Qu’est-ce qui motive la poussée vers les énergies fossiles ?
- Besoins en revenus : De nombreux pays africains sont confrontés à la reprise économique post-COVID, à l'inflation et à la dette publique. L'octroi de licences d'exploitation des énergies fossiles offre un soulagement budgétaire à court terme.
- Accès à l'énergie : Alors que 600 millions d’Africains manquent toujours d’électricité fiable, les décideurs politiques plaident en faveur d’une approche « toutes les options sur la table ».
- Politique énergétique mondiale : Alors que certains pays occidentaux retardent leur propre élimination progressive du GNL et augmentent leurs exportations de GNL, les pays africains s’interrogent sur l’équité de la décision de se voir imposer l’abandon progressif des combustibles fossiles.
Le risque réel
L'Afrique risque de s'engager excessivement dans des infrastructures fossiles qui pourraient devenir obsolètes ou immobilisées d'ici une décennie.
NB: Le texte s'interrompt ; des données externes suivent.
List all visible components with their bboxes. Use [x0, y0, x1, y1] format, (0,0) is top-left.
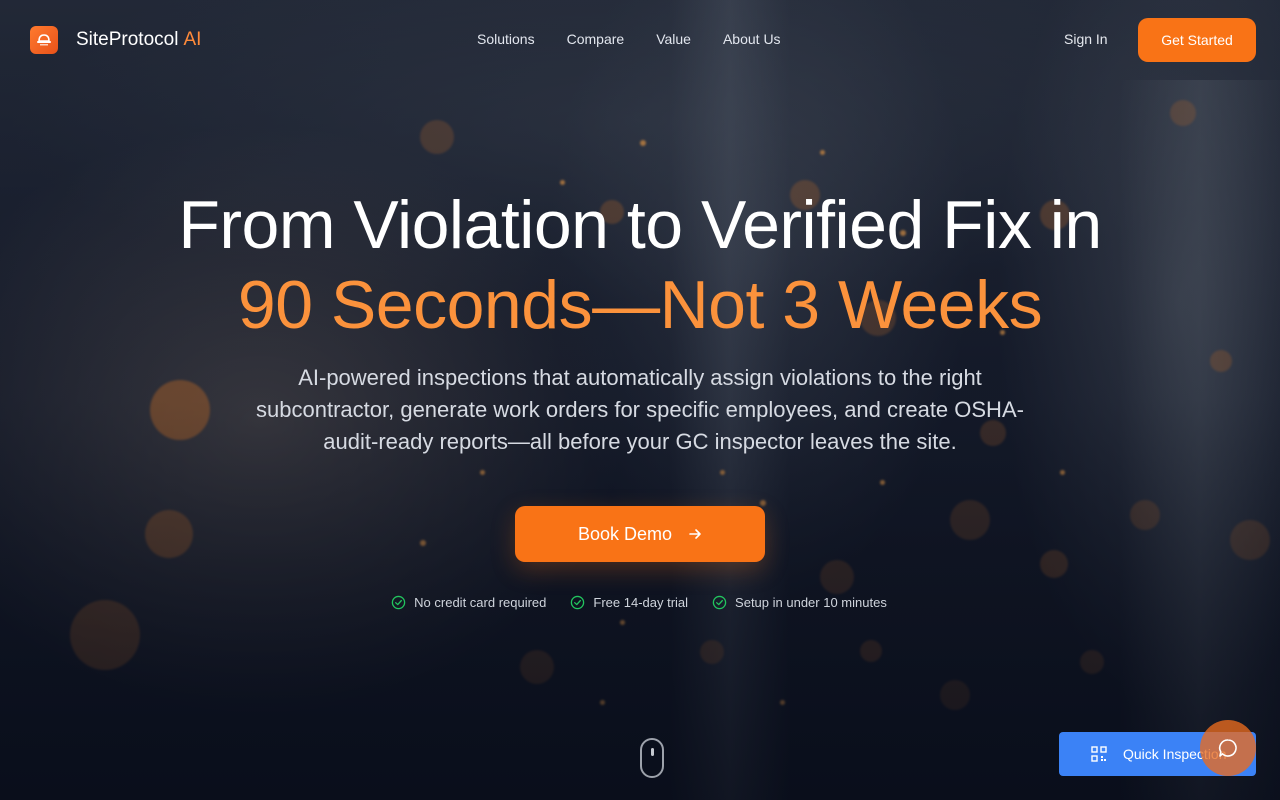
check-circle-icon — [712, 595, 727, 610]
main-nav: Solutions Compare Value About Us — [477, 31, 781, 47]
nav-compare[interactable]: Compare — [567, 31, 625, 47]
perk-item: No credit card required — [391, 595, 546, 610]
hero-perks: No credit card required Free 14-day tria… — [0, 595, 1280, 610]
chat-bubble-icon — [1218, 739, 1237, 757]
get-started-button[interactable]: Get Started — [1138, 18, 1256, 62]
check-circle-icon — [391, 595, 406, 610]
brand-name[interactable]: SiteProtocol AI — [76, 29, 201, 51]
site-header: SiteProtocol AI Solutions Compare Value A… — [0, 0, 1280, 80]
hero-subtitle: AI-powered inspections that automaticall… — [256, 365, 1024, 454]
mouse-wheel — [651, 748, 654, 756]
brand-name-suffix: AI — [183, 29, 202, 50]
nav-about-us[interactable]: About Us — [723, 31, 781, 47]
qr-code-icon — [1091, 746, 1107, 762]
nav-solutions[interactable]: Solutions — [477, 31, 535, 47]
scroll-indicator-mouse-icon[interactable] — [640, 738, 664, 778]
hero-title-line2: 90 Seconds—Not 3 Weeks — [237, 267, 1043, 343]
nav-value[interactable]: Value — [656, 31, 691, 47]
perk-label: Setup in under 10 minutes — [735, 595, 887, 610]
check-circle-icon — [571, 595, 585, 610]
brand-logo-icon[interactable] — [30, 26, 58, 54]
book-demo-button[interactable]: Book Demo — [515, 506, 765, 562]
arrow-right-icon — [689, 529, 701, 539]
perk-label: Free 14-day trial — [593, 595, 689, 610]
brand-name-text: SiteProtocol — [76, 29, 179, 50]
hero-title-line1: From Violation to Verified Fix in — [178, 187, 1102, 263]
chat-launcher-button[interactable] — [1200, 720, 1256, 776]
sign-in-link[interactable]: Sign In — [1064, 31, 1108, 47]
perk-item: Setup in under 10 minutes — [712, 595, 887, 610]
perk-item: Free 14-day trial — [570, 595, 688, 610]
book-demo-label: Book Demo — [577, 523, 673, 544]
perk-label: No credit card required — [414, 595, 547, 610]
Sans cadres solides pour encadrer la diversification énergétique, le continent pourrait manquer l'occasion de devenir un leader de l'innovation énergétique décentralisée et centrée sur les populations.
Quelle est la voie à suivre ?
- Rééquilibrer les portefeuilles énergétiques : Créer des stratégies à long terme qui réduisent progressivement la dépendance aux énergies fossiles tout en développant les énergies renouvelables.
- Incitations à la redirection : Réorienter les allocations budgétaires des subventions aux combustibles fossiles vers les initiatives d’accès à l’énergie, le stockage et les réseaux intelligents.
- Renforcer les systèmes locaux : Investissez dans les mini-réseaux, l’énergie solaire pour la santé, la cuisine propre et les modèles énergétiques dirigés par la communauté.
- Renforcer la responsabilité : Promouvoir la transparence dans l’octroi de licences, les revenus et la planification énergétique à long terme.
Dernier mot
Le développement de l'Afrique ne doit jamais être compromis. Son avenir climatique non plus. Ce qui est nécessaire, ce n'est pas un rejet des ressources, mais une transformation de leur gestion, de leur distribution et de leur exploitation pour un impact durable.
Les choix énergétiques que nous faisons aujourd'hui sont l'héritage que nous laissons derrière nous. Le monde entier nous observe. Et nos enfants aussi.